Сами александрийцы были в Египте чужаками, изгнанниками; Египет жил себе спокойно и мощно за переливчатой поверхностью александрийской грезы, окруженный раскаленным добела кольцом пустынь и осененный благодатью суровой веры, отринувшей все радости земные: Египет лохмотьев и язв, красоты и отчаяния. Александрия все еще оставалась Европой, столицей Европы азиатской, ежели таковая возможна. Она и близко не была похожа на Каир, где весь уклад жизни был скроен на египетский лад, где Маунтолив обычно говорил на цветистом, пространном арабском; здесь сценою владели французский, итальянский и греческий. Стиль жизни, светские манеры — все было здесь другое, кроилось по европейским лекалам, верблюды же, и пальмы, и туземцы в долгополых одеяниях существовали только лишь как ярко разукрашенный фриз, как театральный задник для жизни, разделенной надвое у самого корня.

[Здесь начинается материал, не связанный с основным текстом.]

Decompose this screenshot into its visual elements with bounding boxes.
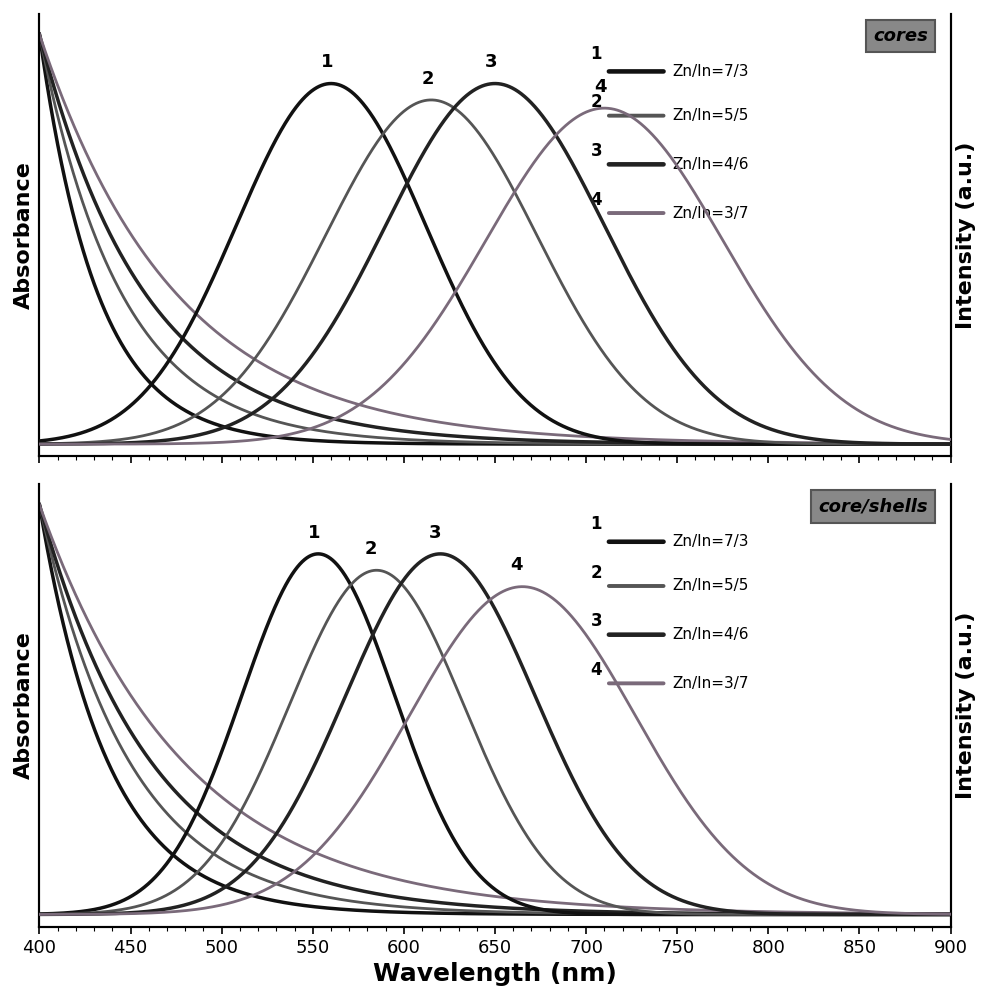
Text: Zn/In=4/6: Zn/In=4/6 — [672, 157, 749, 172]
Y-axis label: Intensity (a.u.): Intensity (a.u.) — [956, 612, 976, 799]
Text: Zn/In=4/6: Zn/In=4/6 — [672, 627, 749, 642]
Text: Zn/In=7/3: Zn/In=7/3 — [672, 534, 749, 549]
Text: Zn/In=3/7: Zn/In=3/7 — [672, 206, 749, 221]
Y-axis label: Absorbance: Absorbance — [14, 632, 34, 779]
Text: 2: 2 — [365, 540, 377, 558]
Text: Zn/In=7/3: Zn/In=7/3 — [672, 64, 749, 79]
Text: 4: 4 — [511, 556, 523, 574]
Text: Zn/In=5/5: Zn/In=5/5 — [672, 578, 749, 593]
Text: 4: 4 — [591, 661, 602, 679]
Text: 3: 3 — [591, 612, 602, 630]
Text: Zn/In=5/5: Zn/In=5/5 — [672, 108, 749, 123]
Text: 1: 1 — [591, 515, 602, 533]
Text: 1: 1 — [591, 45, 602, 63]
Text: core/shells: core/shells — [818, 497, 928, 515]
Text: 1: 1 — [321, 53, 334, 71]
Text: 3: 3 — [591, 142, 602, 160]
Text: 2: 2 — [591, 564, 602, 582]
Text: Zn/In=3/7: Zn/In=3/7 — [672, 676, 749, 691]
Text: 3: 3 — [485, 53, 498, 71]
Text: 4: 4 — [594, 78, 607, 96]
Text: 2: 2 — [422, 70, 434, 88]
Y-axis label: Intensity (a.u.): Intensity (a.u.) — [956, 141, 976, 329]
Text: 1: 1 — [308, 524, 321, 542]
Text: 4: 4 — [591, 191, 602, 209]
Y-axis label: Absorbance: Absorbance — [14, 161, 34, 309]
Text: cores: cores — [873, 27, 928, 45]
Text: 2: 2 — [591, 93, 602, 111]
Text: 3: 3 — [429, 524, 442, 542]
X-axis label: Wavelength (nm): Wavelength (nm) — [373, 962, 617, 986]
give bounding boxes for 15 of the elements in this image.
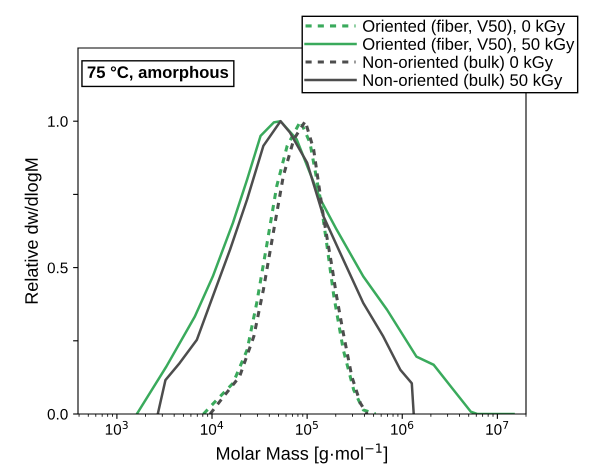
x-tick-label: 10$^{5}$ (296, 421, 318, 435)
x-tick-label: 10$^{6}$ (391, 420, 414, 435)
legend-label: Non-oriented (bulk) 0 kGy (364, 56, 553, 72)
x-axis-title: Molar Mass [g·mol$^{−1}$] (216, 444, 388, 464)
annotation: 75 °C, amorphous (88, 66, 228, 82)
x-tick-label: 10$^{4}$ (200, 421, 224, 435)
legend-label: Non-oriented (bulk) 50 kGy (364, 74, 562, 90)
legend-label: Oriented (fiber, V50), 0 kGy (363, 20, 566, 36)
y-tick-label: 0.5 (48, 262, 68, 274)
y-tick-label: 1.0 (48, 116, 68, 127)
x-tick-label: 10$^{3}$ (106, 420, 128, 435)
y-axis-title: Relative dw/dlogM (24, 158, 42, 304)
legend-label: Oriented (fiber, V50), 50 kGy (363, 38, 574, 54)
x-tick-label: 10$^{7}$ (486, 421, 508, 435)
y-tick-label: 0.0 (48, 408, 68, 420)
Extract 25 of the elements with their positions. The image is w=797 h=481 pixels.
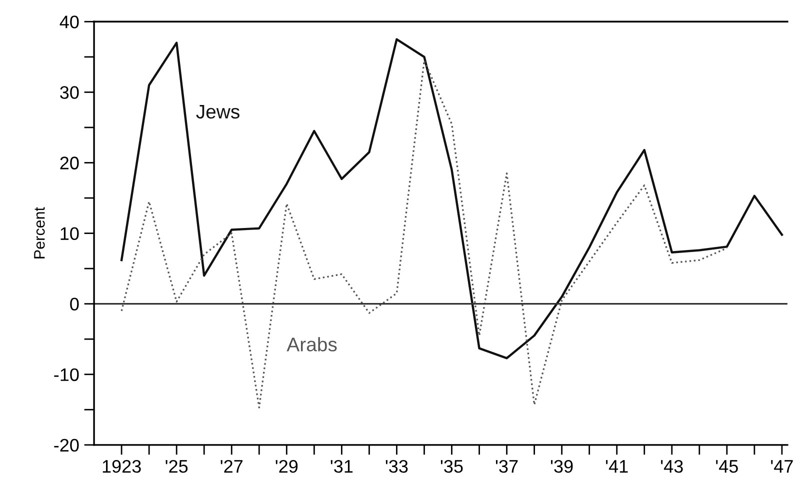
line-series xyxy=(120,60,728,408)
y-tick-label: 0 xyxy=(70,298,79,311)
y-axis-title: Percent xyxy=(34,207,45,258)
series-label: Jews xyxy=(196,105,240,119)
y-tick-label: -10 xyxy=(54,368,79,382)
x-tick-label: '27 xyxy=(220,460,242,473)
series-label: Arabs xyxy=(286,337,337,352)
x-tick-label: '29 xyxy=(276,460,298,473)
y-tick-label: 10 xyxy=(60,227,79,240)
x-tick-label: '45 xyxy=(716,460,738,473)
y-tick-label: 30 xyxy=(60,86,79,99)
y-tick-label: -20 xyxy=(54,438,79,452)
y-tick-label: 20 xyxy=(60,156,79,170)
line-series xyxy=(120,38,784,360)
x-tick-label: '41 xyxy=(606,460,628,473)
x-tick-label: 1923 xyxy=(102,460,141,473)
x-tick-label: '31 xyxy=(330,460,353,473)
x-tick-label: '43 xyxy=(661,460,683,473)
x-tick-label: '47 xyxy=(771,460,793,473)
x-tick-label: '37 xyxy=(496,460,518,473)
x-tick-label: '39 xyxy=(550,460,573,473)
x-tick-label: '25 xyxy=(166,460,188,473)
x-tick-label: '33 xyxy=(386,460,408,473)
y-tick-label: 40 xyxy=(60,16,79,28)
x-tick-label: '35 xyxy=(440,460,463,473)
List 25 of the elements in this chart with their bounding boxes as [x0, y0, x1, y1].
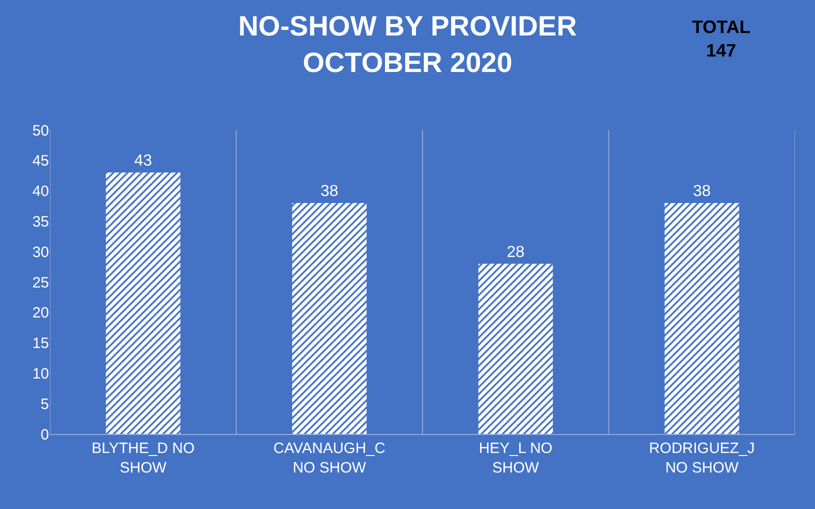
y-tick-label: 15: [32, 335, 49, 352]
y-tick-label: 45: [32, 152, 49, 170]
x-tick-label: CAVANAUGH_C NO SHOW: [273, 440, 386, 476]
bar: [106, 172, 180, 434]
y-tick-label: 35: [32, 213, 49, 230]
x-tick-label: RODRIGUEZ_J NO SHOW: [648, 440, 755, 476]
bar: [664, 202, 740, 434]
data-label: 38: [320, 182, 338, 200]
y-tick-label: 25: [32, 274, 49, 292]
y-tick-label: 40: [32, 183, 49, 200]
x-tick-label: HEY_L NO SHOW: [478, 440, 552, 476]
y-tick-label: 30: [32, 244, 49, 261]
bar: [292, 202, 367, 434]
data-label: 38: [692, 182, 711, 200]
y-tick-label: 0: [40, 426, 49, 444]
data-label: 43: [134, 152, 152, 170]
y-tick-label: 20: [32, 304, 49, 322]
text: TOTAL 147: [692, 17, 750, 60]
y-tick-label: 5: [40, 396, 49, 413]
data-label: 28: [506, 244, 525, 261]
bar: [478, 264, 553, 434]
x-tick-label: BLYTHE_D NO SHOW: [92, 440, 195, 476]
y-tick-label: 10: [32, 365, 49, 382]
y-tick-label: 50: [32, 122, 49, 140]
chart-title: NO-SHOW BY PROVIDER OCTOBER 2020: [238, 10, 577, 78]
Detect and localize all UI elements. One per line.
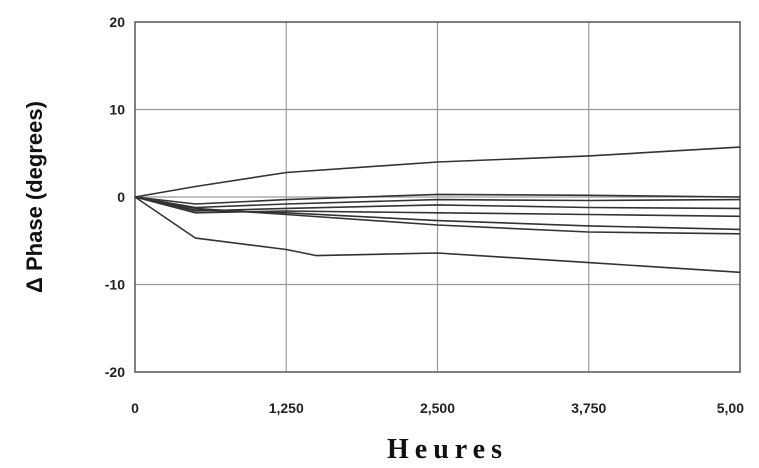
series-line-8	[134, 196, 741, 274]
y-tick-label: 10	[109, 102, 125, 118]
y-axis-title: Δ Phase (degrees)	[22, 101, 47, 293]
series-line-5	[134, 196, 741, 218]
series-line-2	[134, 193, 741, 205]
x-axis-title: Heures	[387, 434, 508, 465]
series-lines	[134, 146, 741, 274]
x-axis-ticks: 0 1,250 2,500 3,750 5,00	[131, 400, 744, 416]
y-axis-ticks: 20 10 0 -10 -20	[105, 14, 125, 380]
y-tick-label: -20	[105, 364, 125, 380]
series-line-6	[134, 196, 741, 231]
series-line-1	[134, 146, 741, 198]
y-tick-label: -10	[105, 277, 125, 293]
y-tick-label: 20	[109, 14, 125, 30]
x-tick-label: 0	[131, 400, 139, 416]
y-tick-label: 0	[117, 189, 125, 205]
x-tick-label: 3,750	[571, 400, 606, 416]
x-tick-label: 1,250	[269, 400, 304, 416]
x-tick-label: 5,00	[717, 400, 744, 416]
series-line-7	[134, 196, 741, 235]
grid-lines	[135, 22, 740, 372]
x-tick-label: 2,500	[420, 400, 455, 416]
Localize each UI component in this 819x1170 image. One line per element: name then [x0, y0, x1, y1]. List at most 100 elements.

Потом явилась осень, и ему пришлось вернуться в зимнюю столицу — звали дела; Лейла по-прежнему молчала, его это озадачивало и даже обижало немного; но в работе был свой интерес, и покуда все, что бы он ни делал, давалось ему с удивительной легкостью. Нужно было составлять доклады, разнообразные отчеты, военные и социоэкономические. Штат его утрясся окончательно и работал сноровисто и четко, даже Персуорден старался как мог. Враждебность Эррола, никогда, впрочем, и не бывшую особенно глубокой, удалось успешно нейтрализовать и заключить, так сказать, перемирие, долгосрочное и взаимовыгодное. Причин быть самим собой довольным у Маунтолива хватало.
Затем, как раз под карнавал, пришло письмо, гласившее, что Лейла решилась наконец с ним встретиться — с одним условием: они оба должны быть одеты, соответственно месту и времени, в закрытые черные домино — излюбленное в Александрии праздничное платье. Ее опасения он понял и принял. Более того, мысль пришлась ему по вкусу, он ласково поговорил с Нессимом, дал свое согласие на приглашение и сказал, что намеревается перевести на время карнавала в Александрию свою штаб-квартиру, пускай секретари получат, как и он, удовольствие от праздника. Приехав, он застал Александрию под пронзительным летним небом, голубым, как птичье яйцо, Город грелся и нежился, и только по ночам забредали иногда из пустыни хрусткие заморозки. Здесь его, однако, поджидало очередное разочарование: ночью на балу у Червони, когда Жюстин взяла его под руку и провела через весь сад к укромному месту, где и должна была состояться встреча, они нашли там лишь пустую мраморную скамью и крохотный шелковый ридикюль, а в нем записку, намазанную наскоро губной помадой: «В последнюю минуту сдали нервы. Прости». Он попытался скрыть от Жюстин досаду, сама она, казалось, не верила глазам своим и все повторяла: «Но как же так, она специально ехала сюда из Карм Абу Гирга. Не понимаю. Она весь день была с Нессимом». Теперь ее рука сжимала его локоть чуть сильнее, и в пожатии он углядел сочувствие, искреннее и очень женское, — пока они шли, расстроенные, досадливо проталкиваясь сквозь развеселые фигуры в домино, через сад обратно к дому.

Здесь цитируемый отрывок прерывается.